Jarosław Pacoń

Personal information
- Full name: Jarosław Bogdan Pacoń
- Date of birth: 8 January 1972
- Place of birth: Braniewo, Olsztyn Voivodeship, Poland
- Date of death: 13 November 2021 (aged 49)
- Place of death: Stamford, Connecticut, U.S.
- Height: 1.78 m (5 ft 10 in)
- Position: Defender

Youth career
- Stal Gorzyce

Senior career*
- Years: Team / Apps / (Gls)
- 1990–1991: Stal Gorzyce
- 1993–1994: Stal Stalowa Wola / 10 / (0)
- 1995: KSZO Ostrowiec Świętokrzyski
- 1996: Stal Stalowa Wola
- 1997–1999: Korona Kielce
- 2000–2001: Olympia Stamford SC

= Jarosław Pacoń =

Polish footballer (1972–2021)

Jarosław Bogdan Pacoń (8 January 1972 – 13 November 2021) was a Polish footballer who played as a defender.

==Club career==
Pacoń started his career with Stal Gorzyce in 1990. In the 1993–94 Ekstraklasa season, he played 10 games for Stal Stalowa Wola.

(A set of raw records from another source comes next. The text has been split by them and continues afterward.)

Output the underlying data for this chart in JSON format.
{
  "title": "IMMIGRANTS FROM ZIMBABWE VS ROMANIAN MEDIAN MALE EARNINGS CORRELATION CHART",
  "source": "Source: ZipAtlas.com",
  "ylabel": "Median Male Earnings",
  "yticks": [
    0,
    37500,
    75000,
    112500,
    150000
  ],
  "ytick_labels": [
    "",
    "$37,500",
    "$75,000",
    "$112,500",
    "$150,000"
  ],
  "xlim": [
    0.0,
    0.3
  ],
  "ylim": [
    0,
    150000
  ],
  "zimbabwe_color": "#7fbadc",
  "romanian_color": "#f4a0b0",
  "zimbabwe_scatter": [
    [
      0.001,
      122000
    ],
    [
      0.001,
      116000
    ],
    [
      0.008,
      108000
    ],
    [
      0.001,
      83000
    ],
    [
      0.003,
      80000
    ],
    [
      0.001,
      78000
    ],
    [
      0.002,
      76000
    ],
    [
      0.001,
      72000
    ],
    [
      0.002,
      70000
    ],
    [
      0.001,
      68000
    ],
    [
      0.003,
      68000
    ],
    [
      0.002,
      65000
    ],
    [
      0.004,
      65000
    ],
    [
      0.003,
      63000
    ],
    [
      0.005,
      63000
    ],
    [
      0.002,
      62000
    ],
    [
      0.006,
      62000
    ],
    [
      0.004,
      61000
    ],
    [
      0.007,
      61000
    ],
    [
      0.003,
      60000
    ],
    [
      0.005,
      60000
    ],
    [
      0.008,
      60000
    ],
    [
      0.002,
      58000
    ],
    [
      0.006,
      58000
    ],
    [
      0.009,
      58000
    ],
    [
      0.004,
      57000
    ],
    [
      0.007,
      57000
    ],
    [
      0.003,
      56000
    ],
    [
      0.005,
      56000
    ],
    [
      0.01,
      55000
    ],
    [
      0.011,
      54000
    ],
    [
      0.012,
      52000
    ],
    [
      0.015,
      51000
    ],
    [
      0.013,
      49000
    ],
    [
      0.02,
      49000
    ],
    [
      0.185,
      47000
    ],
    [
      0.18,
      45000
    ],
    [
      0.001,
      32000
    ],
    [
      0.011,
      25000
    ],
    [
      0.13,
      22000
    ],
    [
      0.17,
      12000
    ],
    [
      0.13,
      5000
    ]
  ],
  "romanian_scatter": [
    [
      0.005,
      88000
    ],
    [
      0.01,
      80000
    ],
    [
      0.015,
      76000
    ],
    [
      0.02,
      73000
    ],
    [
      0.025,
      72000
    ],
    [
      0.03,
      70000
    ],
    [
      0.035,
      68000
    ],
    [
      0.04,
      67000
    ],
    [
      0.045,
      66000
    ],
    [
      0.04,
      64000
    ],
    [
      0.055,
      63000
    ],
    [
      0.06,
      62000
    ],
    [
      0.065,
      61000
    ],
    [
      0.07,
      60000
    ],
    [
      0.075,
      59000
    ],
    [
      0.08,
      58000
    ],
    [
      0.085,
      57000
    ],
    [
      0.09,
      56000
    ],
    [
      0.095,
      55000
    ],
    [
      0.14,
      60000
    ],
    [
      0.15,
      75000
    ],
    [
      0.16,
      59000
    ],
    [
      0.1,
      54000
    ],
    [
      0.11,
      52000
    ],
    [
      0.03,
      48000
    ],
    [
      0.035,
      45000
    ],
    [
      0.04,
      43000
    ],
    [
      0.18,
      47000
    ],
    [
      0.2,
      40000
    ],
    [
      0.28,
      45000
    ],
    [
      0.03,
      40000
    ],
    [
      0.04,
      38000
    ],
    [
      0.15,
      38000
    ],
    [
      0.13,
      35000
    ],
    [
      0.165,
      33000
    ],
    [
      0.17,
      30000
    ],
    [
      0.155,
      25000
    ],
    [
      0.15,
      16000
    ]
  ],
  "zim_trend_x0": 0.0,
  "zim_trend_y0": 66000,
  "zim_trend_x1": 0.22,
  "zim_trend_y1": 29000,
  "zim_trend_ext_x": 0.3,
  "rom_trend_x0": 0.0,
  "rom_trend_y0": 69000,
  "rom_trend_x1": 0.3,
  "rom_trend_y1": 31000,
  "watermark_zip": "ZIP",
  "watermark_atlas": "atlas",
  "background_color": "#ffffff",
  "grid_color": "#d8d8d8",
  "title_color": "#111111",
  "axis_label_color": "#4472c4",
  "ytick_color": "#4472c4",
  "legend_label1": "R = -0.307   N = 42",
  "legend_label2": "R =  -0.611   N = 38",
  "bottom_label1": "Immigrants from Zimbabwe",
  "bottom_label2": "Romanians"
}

He also played for KSZO Ostrowiec Świętokrzyski and Korona Kielce where he was widely regarded as one of the best second division defenders. He ended his career at the American Olympia Stamford SC.

==Retirement and death==
After retirement he stayed in the USA and ran a construction company. He died on 13 November 2021 in Stamford at the age of 49. He was buried on 23 November 2021 at the Spring Grove Cemetery, with a prior Mass for the deceased at the Holy Name of Jesus Church.